AT&T Doesn’t Want to Follow You (Except When It Does) [NYT Bits Blog]
Last week, I wrote about congressional hearings on the issue of addressable advertising. Based on this article at The New York Times Bits blog, it appears that one AT&T executive that testified at the hearing might be doing some verbal jumping-jacks when it comes to exactly how much behavior-based advertising that AT&T is directing toward its Internet subscribers.
At the hearing, AT&T's chief privacy officer, Dorothy Attwood, testified that AT&T would not engage any behavior-based advertising system without giving its customers notice.
As the post points out, AT&T has been long been a user of a company that's a leader in the area of behavioral advertising. In fact, until last week, that company had advertised its products with the endorsement of another AT&T executive on its web site. And in 2006, AT&T was the subject of an article in the Times about its Cingular Wireless division using behavior-based advertising to target potential mobile phone buyers.

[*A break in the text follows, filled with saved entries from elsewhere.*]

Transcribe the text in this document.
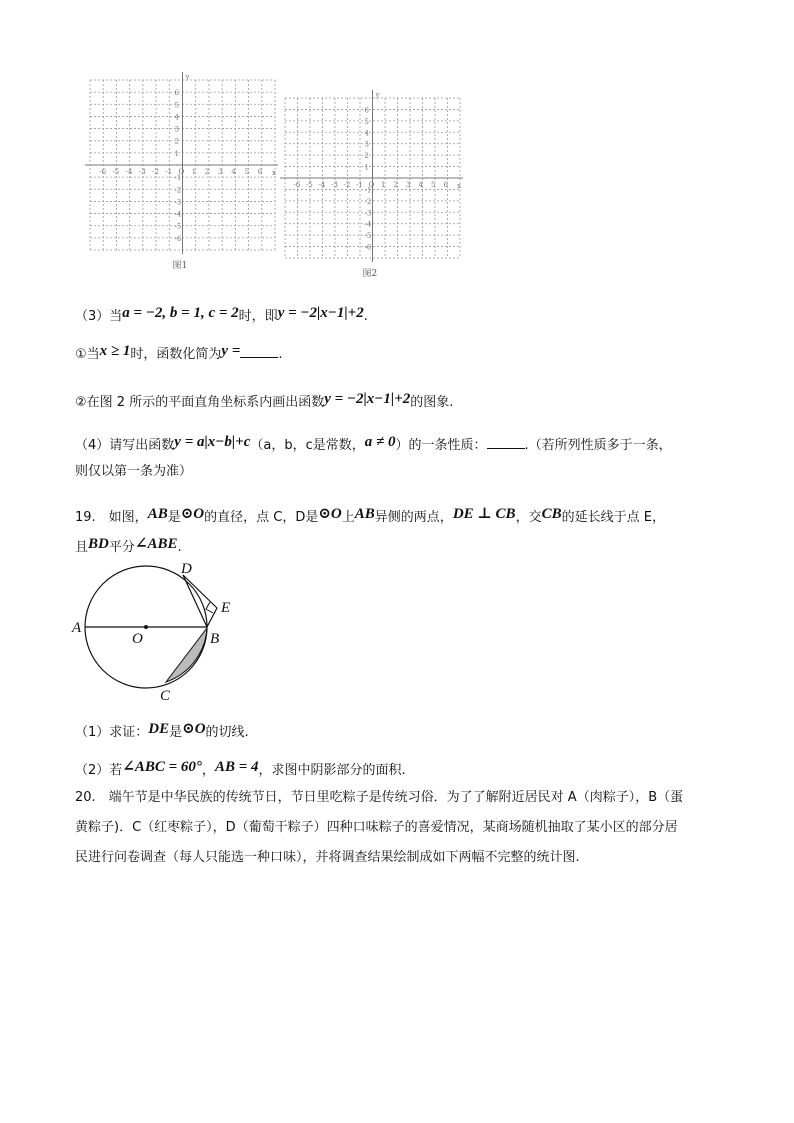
x
y
-6 -5 -4 -3 -2 -1 O 1 2 3 4 5 6
6
5
4
3
2
1
-1
-2
-3
-4
-5
-6
图1
x
y
-6 -5 -4 -3 -2 -1 O 1 2 3 4 5 6
6
5
4
3
2
1
-1
-2
-3
-4
-5
-6
图2
（3）当a = −2, b = 1, c = 2时，即y = −2|x−1|+2.
①当x ≥ 1时，函数化简为y =	.
②在图 2 所示的平面直角坐标系内画出函数y = −2|x−1|+2的图象.
（4）请写出函数y = a|x−b|+c（a，b，c是常数，a ≠ 0）的一条性质：	.（若所列性质多于一条，
则仅以第一条为准）
19.　如图，AB是⊙O的直径，点 C，D是⊙O上AB异侧的两点，DE ⊥ CB，交CB的延长线于点 E，
且BD平分∠ABE.
A
O	B
C
D
E
（1）求证：DE是⊙O的切线.
（2）若∠ABC = 60°，AB = 4，求图中阴影部分的面积.
20.　端午节是中华民族的传统节日，节日里吃粽子是传统习俗．为了了解附近居民对 A（肉粽子），B（蛋
黄粽子)．C（红枣粽子），D（葡萄干粽子）四种口味粽子的喜爱情况，某商场随机抽取了某小区的部分居
民进行问卷调查（每人只能选一种口味），并将调查结果绘制成如下两幅不完整的统计图.
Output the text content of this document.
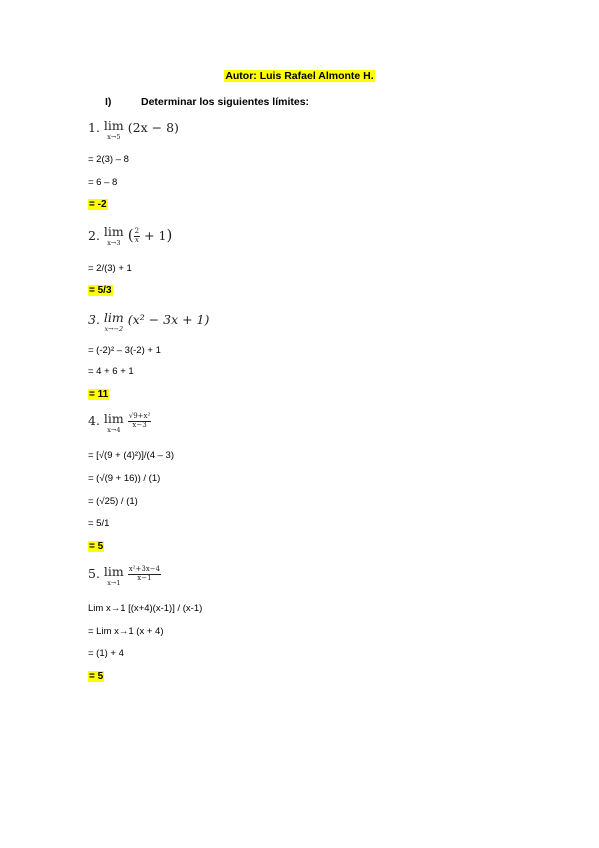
Autor: Luis Rafael Almonte H.
I)	Determinar los siguientes límites:
1. lim
x→5
(2x − 8)
= 2(3) – 8
= 6 – 8
= -2
2. lim
x→3 ( $\frac{2}{x} + 1$)
= 2/(3) + 1
= 5/3
3. lim
x→−2
(x² − 3x + 1)
= (-2)² – 3(-2) + 1
= 4 + 6 + 1
= 11
4. lim
x→4
	$\frac{\text{√9+x²}}{x-3}$
= [√(9 + (4)²)]/(4 – 3)
= (√(9 + 16)) / (1)
= (√25) / (1)
= 5/1
= 5
5. lim
x→1
	$\frac{\text{x²+3x−4}}{x-1}$
Lim x→1 [(x+4)(x-1)] / (x-1)
= Lim x→1 (x + 4)
= (1) + 4
= 5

It's possible that in a company as large and labyrinthine as AT&T, the chief privacy officer wouldn't be familiar with each and every time the company has used behavior based advertising. And this episode definitely wouldn't be the first time AT&T lurched into an issue without much forethought. But with references to AT&T mysteriously disappearing from the behavioral advertising vendor's web site, I wonder if there's not more to this story than a simple misunderstanding.